J’ai 40 ans. Il y a plus de dix ans ma vie a basculé. Je souffre d’une cyphose thoraco lombaire, entre autres problèmes de santé… Cette pathologie est irrémédiable, irréversible. Ce sont des douleurs intenses, je n’ai pas pu garder mon emploi, j’ai subi des discriminations… J’ai tout perdu, boulot, vie sociale et vie amoureuse. J’ai vécu sous morphine pendant longtemps à haute dose.

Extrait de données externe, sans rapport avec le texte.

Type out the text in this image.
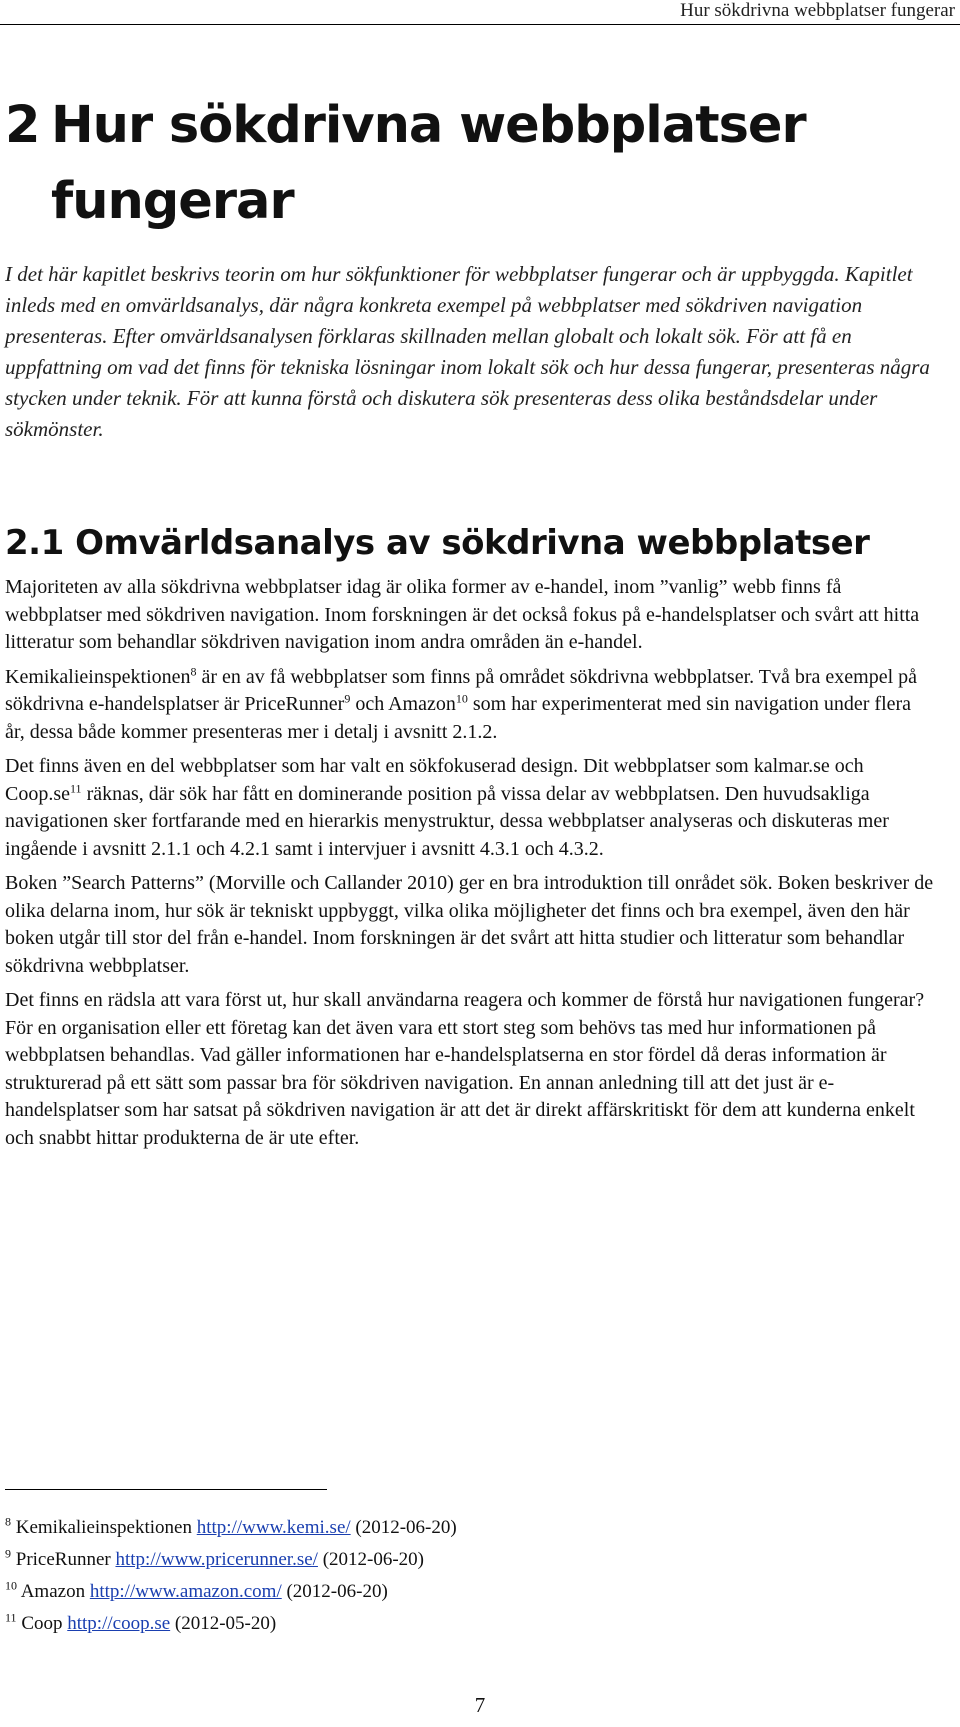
Hur sökdrivna webbplatser fungerar
2 Hur sökdrivna webbplatser
fungerar

I det här kapitlet beskrivs teorin om hur sökfunktioner för webbplatser fungerar och är uppbyggda. Kapitlet inleds med en omvärldsanalys, där några konkreta exempel på webbplatser med sökdriven navigation presenteras. Efter omvärldsanalysen förklaras skillnaden mellan globalt och lokalt sök. För att få en uppfattning om vad det finns för tekniska lösningar inom lokalt sök och hur dessa fungerar, presenteras några stycken under teknik. För att kunna förstå och diskutera sök presenteras dess olika beståndsdelar under sökmönster.

2.1 Omvärldsanalys av sökdrivna webbplatser

Majoriteten av alla sökdrivna webbplatser idag är olika former av e-handel, inom ”vanlig” webb finns få webbplatser med sökdriven navigation. Inom forskningen är det också fokus på e-handelsplatser och svårt att hitta litteratur som behandlar sökdriven navigation inom andra områden än e-handel.

Kemikalieinspektionen$^8$ är en av få webbplatser som finns på området sökdrivna webbplatser. Två bra exempel på sökdrivna e-handelsplatser är PriceRunner$^9$ och Amazon$^{10}$ som har experimenterat med sin navigation under flera år, dessa både kommer presenteras mer i detalj i avsnitt 2.1.2.

Det finns även en del webbplatser som har valt en sökfokuserad design. Dit webbplatser som kalmar.se och $Coop.se^{11}$ räknas, där sök har fått en dominerande position på vissa delar av webbplatsen. Den huvudsakliga navigationen sker fortfarande med en hierarkis menystruktur, dessa webbplatser analyseras och diskuteras mer ingående i avsnitt 2.1.1 och 4.2.1 samt i intervjuer i avsnitt 4.3.1 och 4.3.2.

Boken ”Search Patterns” (Morville och Callander 2010) ger en bra introduktion till onrådet sök. Boken beskriver de olika delarna inom, hur sök är tekniskt uppbyggt, vilka olika möjligheter det finns och bra exempel, även den här boken utgår till stor del från e-handel. Inom forskningen är det svårt att hitta studier och litteratur som behandlar sökdrivna webbplatser.

Det finns en rädsla att vara först ut, hur skall användarna reagera och kommer de förstå hur navigationen fungerar? För en organisation eller ett företag kan det även vara ett stort steg som behövs tas med hur informationen på webbplatsen behandlas. Vad gäller informationen har e-handelsplatserna en stor fördel då deras information är strukturerad på ett sätt som passar bra för sökdriven navigation. En annan anledning till att det just är e-handelsplatser som har satsat på sökdriven navigation är att det är direkt affärskritiskt för dem att kunderna enkelt och snabbt hittar produkterna de är ute efter.

$^8$ Kemikalieinspektionen http://www.kemi.se/ (2012-06-20)
$^9$ PriceRunner http://www.pricerunner.se/ (2012-06-20)
$^{10}$ Amazon http://www.amazon.com/ (2012-06-20)
$^{11}$ Coop http://coop.se (2012-05-20)
7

Je déprime trop, je me suis faite hospitalisée car j’ai eu envie de mourir. Je sors de l’hôpital psy faute d’argent, et je m’oriente vers un centre anti-douleur. On stoppe la morphine, et on me blinde d’anti-dépresseurs, qui doivent agir sur la douleur. Je prends dix fois plus de médocs, plein de trucs, trop de trucs. Puis retour à la morphine, j’ai essayé de travailler de nouveau mais j’ai encore perdu mon travail. Je m’adapte mal à la morphine, je craque et ça casse. Je retourne vivre chez mes parents. Pôle emploi ne sait pas quoi faire de moi et m’envoie vers Cap emploi. On me propose une super formation d’infographiste, mais je me paralyse pendant la formation à Paris, je dois rembourser toute la formation, car ce serait comme un abandon ! On ne sait pas non plus quoi faire de moi. Je n’y vais plus, je suis dégoûtée. Malgré toutes mes galères, je rencontre quelqu’un sur internet. Je subis des opérations, je porte un corset, en continu. J’ai droit à l’AAH, je suis soulagée, je peux rembourser mes dettes.
Après trois mois d’immobilité totale, à réapprendre à marcher, se baisser, conduire… La douleur revient tous les jours un peu plus. C’est pire qu’avant. On me propose d’autres opérations, très compliquées et très lourdes. Le choc… Fini les rêves… Je m’effondre. Dépression. Le couple tient même si c’est dur. On s’aime. Je reprend le dessus, je prépare une demande de renouvellement pour l’AAH.
Je ne peux plus travailler. Donc ? Je dois me débrouiller avec mon AAH pour le restant de ma vie. Je n’ai pas le choix, je dois prendre un appartement à mon nom. Mon homme ne peut pas payer pour moi, je ne veux pas dépendre de lui non plus. Je ne suis déjà plus bonne à rien, je ne peux plus rien faire, je ne veux pas en plus n’avoir plus d’argent à moi… On ne peut pas vivre ensemble. On ne peut pas acheter une maison. On ne peut pas se marier. On vit cachés…
J’ai un appart’ qui ne sert à rien. Il y a un frigo avec un peu de nourriture en date longue, je le chauffe en hiver. Mes affaires et mes vêtements sont presque tous là bas, ainsi que mes papiers. Je vis avec mon homme mais pas officiellement. Nos amis savent.
On ne pourra jamais construire un foyer, on n’aura jamais notre maison, on n’aura jamais notre vie. Je déteste mon handicap, je déteste cette vie. Ce n’est pas juste. Ce qu’il y a de pire dans tout ça, c’est que l’État perd de l’argent, en encourageant la fraude !
- AAH 900€
- On m’aide pour EDF 175 €
- On m’aide pour la mutuelle 200 €
- J’ai l’APL 275 €
=> Total dépensé par l’Etat : 1550 €
Je donne pour mon appartement qui ne sert à rien : 200 €. Donc je me débrouille bien avec 900 € d’AAH, il me reste 700€.
Je coûte 1550 € à l’Etat.
Je n’aurai pas besoin de toutes ces aides !
Je ne comprends pas. J’espère que les sénateurs et les députés nous écouterons.